“These so called nurses treat patients most cruelly. They are mechanical, inhumane creatures” – former patient at the Callan Park Mental Asylum, Sydney.
Site Name: Callan Park Mental Asylum, Sydney
Site Dates: 1878 – 2008
Site Size: 104.5 acres
The abandoned Callan Park Mental Asylum was one the most challenging sites I’ve ever explored alone. It was extremely hard to gain access and when I managed to get into two buildings, the spooky silence and eeriness nearly had me running for the hills.
There were at least 15 derelict buildings in total, scattered throughout the park. These included wards, chaplain houses, the asylum library, a special care unit (renamed to “special scare unit” by a graffiti artist) and a drug and alcohol rehab facility. Some of the buildings were huge, some were tiny and every window and door was boarded up/surrounded by fences, barbed wire and trespassing signs.
However, where there is a will, there is a way! After circling the buildings numerous times, I found two entrances.
To get into the 1st building, I had to climb over a wire fence, then through a hole in an outdoor bathroom wall and through a hole in another wall. It was a windy day so I kept hearing leaves rustling that sounded like footsteps, which was unnerving when I was inside. There were tiny rooms with thin, long windows with multiple forms of barricades and disturbing graffiti. I stood in a few of these rooms trying to imagine who or what was going on in them back in the day, but all I got a sense of was emptiness and loneliness.
The second building was dark and unpleasant. It was a desperate attempt to get into one more building before I gave up hope for photographs that really showed how an abandoned asylum looked like after time. I wasn’t particularly satisfied with my photos from the first building and I knew I wasn’t getting into the main building where all the rooms and beds were still intact. Would this formidable-looking place have rooms stuck in time that I could photograph?
Nope, just pitch-black rooms, massive holes in the floor and a lack of graffiti – which struck me as very weird. It felt like no one had stepped foot inside for years.
The weight of the darkness descended on me as I manoeuvred my way in and it was impossible to shake off. I had stupidly read an article whilst walking through the park of a film director who refused an offer to shoot a movie in the asylum buildings because apparently, it’s the most haunted mental asylum in Sydney. So, with this enlightening article stuck in my mind combined with the spookiness of the inside, I was shitting a brick at this point and my clothes were soaked in sweat and dust. I went upstairs to check for rooms still intact but as soon as stepped into one, the floor sank a little bit under my foot. It was time to retreat.

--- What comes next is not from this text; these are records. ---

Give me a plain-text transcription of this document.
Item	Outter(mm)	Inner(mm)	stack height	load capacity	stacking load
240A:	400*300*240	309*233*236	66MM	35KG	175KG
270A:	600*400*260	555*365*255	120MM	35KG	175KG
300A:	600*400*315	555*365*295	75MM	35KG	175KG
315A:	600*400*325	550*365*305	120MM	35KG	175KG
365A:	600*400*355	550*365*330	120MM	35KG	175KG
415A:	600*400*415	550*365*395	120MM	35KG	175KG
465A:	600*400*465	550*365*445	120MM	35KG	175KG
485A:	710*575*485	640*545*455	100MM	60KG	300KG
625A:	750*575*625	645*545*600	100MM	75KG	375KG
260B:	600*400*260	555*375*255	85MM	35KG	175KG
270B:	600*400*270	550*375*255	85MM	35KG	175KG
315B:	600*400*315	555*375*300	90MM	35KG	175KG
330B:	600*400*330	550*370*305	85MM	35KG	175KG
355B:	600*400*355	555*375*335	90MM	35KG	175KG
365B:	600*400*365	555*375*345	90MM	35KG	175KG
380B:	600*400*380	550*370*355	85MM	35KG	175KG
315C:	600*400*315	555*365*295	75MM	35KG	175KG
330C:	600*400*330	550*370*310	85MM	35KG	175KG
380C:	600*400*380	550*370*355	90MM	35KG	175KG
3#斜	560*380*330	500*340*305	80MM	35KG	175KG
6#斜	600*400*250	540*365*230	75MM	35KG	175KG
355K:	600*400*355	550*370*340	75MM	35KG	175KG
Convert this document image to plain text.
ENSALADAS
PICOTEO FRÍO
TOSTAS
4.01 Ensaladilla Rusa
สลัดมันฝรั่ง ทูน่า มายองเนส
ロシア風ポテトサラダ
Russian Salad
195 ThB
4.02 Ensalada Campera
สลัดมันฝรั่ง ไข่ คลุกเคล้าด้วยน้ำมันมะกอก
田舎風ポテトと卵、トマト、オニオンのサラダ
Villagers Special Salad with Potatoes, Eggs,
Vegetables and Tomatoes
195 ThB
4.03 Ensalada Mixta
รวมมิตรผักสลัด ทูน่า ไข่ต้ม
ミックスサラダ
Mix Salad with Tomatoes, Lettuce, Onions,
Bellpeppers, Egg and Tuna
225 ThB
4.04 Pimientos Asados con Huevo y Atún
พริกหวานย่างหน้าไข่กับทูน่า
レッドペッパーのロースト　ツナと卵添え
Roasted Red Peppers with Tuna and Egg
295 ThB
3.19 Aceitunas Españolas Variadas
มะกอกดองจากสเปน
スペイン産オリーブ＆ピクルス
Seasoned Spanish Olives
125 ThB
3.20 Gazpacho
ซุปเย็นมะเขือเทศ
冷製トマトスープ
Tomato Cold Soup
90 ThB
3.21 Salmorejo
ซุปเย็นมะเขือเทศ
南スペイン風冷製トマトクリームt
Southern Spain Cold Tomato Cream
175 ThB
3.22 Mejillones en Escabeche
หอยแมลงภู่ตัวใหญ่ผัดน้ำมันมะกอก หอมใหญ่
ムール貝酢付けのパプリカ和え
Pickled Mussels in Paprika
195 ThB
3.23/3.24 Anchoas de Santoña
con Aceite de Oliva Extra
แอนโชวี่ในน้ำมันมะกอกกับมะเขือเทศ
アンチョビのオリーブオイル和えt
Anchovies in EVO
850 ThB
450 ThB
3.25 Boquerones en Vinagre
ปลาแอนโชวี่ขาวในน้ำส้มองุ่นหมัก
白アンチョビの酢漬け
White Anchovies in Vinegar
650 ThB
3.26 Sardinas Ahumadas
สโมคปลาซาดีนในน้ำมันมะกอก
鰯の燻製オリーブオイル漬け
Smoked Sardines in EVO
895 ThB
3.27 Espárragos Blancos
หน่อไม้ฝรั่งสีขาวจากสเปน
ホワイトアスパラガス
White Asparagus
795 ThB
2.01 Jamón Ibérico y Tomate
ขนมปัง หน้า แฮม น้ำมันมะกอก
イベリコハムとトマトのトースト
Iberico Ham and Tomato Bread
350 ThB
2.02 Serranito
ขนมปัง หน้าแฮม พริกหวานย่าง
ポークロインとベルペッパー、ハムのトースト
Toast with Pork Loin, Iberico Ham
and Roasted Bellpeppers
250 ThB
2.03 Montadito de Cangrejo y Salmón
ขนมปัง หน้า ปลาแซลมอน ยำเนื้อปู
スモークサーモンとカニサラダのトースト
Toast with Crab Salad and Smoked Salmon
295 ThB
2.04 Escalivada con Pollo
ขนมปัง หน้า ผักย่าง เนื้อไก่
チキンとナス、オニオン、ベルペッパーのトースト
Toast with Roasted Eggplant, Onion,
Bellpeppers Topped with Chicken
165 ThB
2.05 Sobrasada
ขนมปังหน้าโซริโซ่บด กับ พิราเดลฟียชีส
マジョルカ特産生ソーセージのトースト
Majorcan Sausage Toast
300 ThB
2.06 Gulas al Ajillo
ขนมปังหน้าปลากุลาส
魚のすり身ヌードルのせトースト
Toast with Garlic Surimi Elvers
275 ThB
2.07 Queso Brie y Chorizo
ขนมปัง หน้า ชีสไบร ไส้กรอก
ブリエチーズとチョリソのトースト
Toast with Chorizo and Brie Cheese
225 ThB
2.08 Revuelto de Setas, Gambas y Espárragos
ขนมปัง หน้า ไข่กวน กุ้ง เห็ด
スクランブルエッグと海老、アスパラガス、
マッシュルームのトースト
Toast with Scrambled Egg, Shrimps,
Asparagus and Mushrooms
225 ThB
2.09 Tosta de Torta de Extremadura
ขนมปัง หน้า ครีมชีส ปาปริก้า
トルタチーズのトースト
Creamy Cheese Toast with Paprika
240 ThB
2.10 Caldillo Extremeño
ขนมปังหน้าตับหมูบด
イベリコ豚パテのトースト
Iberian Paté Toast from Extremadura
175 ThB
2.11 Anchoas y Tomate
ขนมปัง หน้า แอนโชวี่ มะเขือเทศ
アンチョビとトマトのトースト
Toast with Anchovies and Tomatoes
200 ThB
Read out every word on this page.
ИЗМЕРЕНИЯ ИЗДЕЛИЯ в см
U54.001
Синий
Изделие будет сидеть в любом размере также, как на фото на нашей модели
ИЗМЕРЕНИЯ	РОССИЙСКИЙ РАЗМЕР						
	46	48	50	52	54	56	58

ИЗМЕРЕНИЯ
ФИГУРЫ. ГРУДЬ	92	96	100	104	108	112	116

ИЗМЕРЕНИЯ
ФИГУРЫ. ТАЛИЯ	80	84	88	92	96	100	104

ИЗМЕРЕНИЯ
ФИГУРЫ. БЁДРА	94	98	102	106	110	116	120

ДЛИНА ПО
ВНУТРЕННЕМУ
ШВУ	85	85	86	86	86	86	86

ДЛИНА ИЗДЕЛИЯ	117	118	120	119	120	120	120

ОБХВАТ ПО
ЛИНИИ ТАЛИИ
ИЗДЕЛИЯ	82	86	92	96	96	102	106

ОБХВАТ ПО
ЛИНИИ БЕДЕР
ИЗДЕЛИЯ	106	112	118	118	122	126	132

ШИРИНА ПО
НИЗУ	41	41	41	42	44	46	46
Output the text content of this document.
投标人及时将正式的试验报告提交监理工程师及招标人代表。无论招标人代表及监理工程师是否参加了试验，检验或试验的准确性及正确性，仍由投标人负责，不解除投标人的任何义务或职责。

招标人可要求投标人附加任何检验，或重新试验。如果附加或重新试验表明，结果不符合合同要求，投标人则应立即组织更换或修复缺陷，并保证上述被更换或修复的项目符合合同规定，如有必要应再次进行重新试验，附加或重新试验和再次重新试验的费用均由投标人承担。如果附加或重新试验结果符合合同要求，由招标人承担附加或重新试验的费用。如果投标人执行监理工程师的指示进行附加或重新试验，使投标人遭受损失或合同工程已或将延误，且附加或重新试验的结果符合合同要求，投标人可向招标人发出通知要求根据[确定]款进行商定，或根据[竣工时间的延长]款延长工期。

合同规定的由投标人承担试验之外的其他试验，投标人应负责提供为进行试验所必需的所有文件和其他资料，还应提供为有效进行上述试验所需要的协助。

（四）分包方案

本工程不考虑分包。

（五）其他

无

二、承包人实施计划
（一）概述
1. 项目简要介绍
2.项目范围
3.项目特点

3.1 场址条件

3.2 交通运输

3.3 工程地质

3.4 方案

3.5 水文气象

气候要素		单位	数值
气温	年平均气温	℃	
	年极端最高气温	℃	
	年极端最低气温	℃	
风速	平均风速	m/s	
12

It was hard to walk back through the house and stay calm, but I did it and once I got out I swore to myself I’d never again go into a mental asylum without a buddy with me!
The History of the Abandoned Callan Park Mental Asylum, Sydney
The history of this massive site is grim, to say the least. Callan Park was opened in 1878, at a time when mental asylum patients across Australia were being treated like half-humans i.e. being chained up. Callan Park opened up with the hope of treating patients in a more humane fashion and improving their lives through the relatively new medical discipline of psychiatry.
But despite the Park’s best efforts, the asylum soon became overcrowded, underfunded and forgotten, creating a toxic climate where sadistic nurses thrived and good souls suffocated.
“These so-called nurses treat patients most cruelly. They are mechanical, inhumane creatures,” one ex-patient wrote in the newspaper Truth on July 29, 1900. “I once had my hair pulled until my nose bled. I have seen the nurses twist patients’ arms behind their backs until they cried out in pain, and bump their heads against the stone wall.”
Throughout the years there were accusations of elderly patients bashed with a leather strap filled with studs, patients forced into straitjackets for more than five days at a time, and pills being forced down patients’ throats with the full knowledge they would have a severe allergic reaction.
Furthermore, the 1961 Royal Commission into Callan Park Mental Hospital found there was a group of male staff who were bashing, starving, verbally abusing and failing to clean patients.
Enjoy the photo album below and don’t forget to follow Abandoned World Photography on Facebook, Instagram and YouTube!





















Great pics! Looks like a pretty amazing place.
Thank you Karine!
I’m going to do a shoot there soon. Anyway you can let me know the best entry point to get a shot where you main photo was taken?
Is it illegal to enter? If me and my mates were to go inside will we get fined or chased by police?
The abandoned site is within a public park so it’s not illegal to visit it. What happens if you get inside though…I can’t say!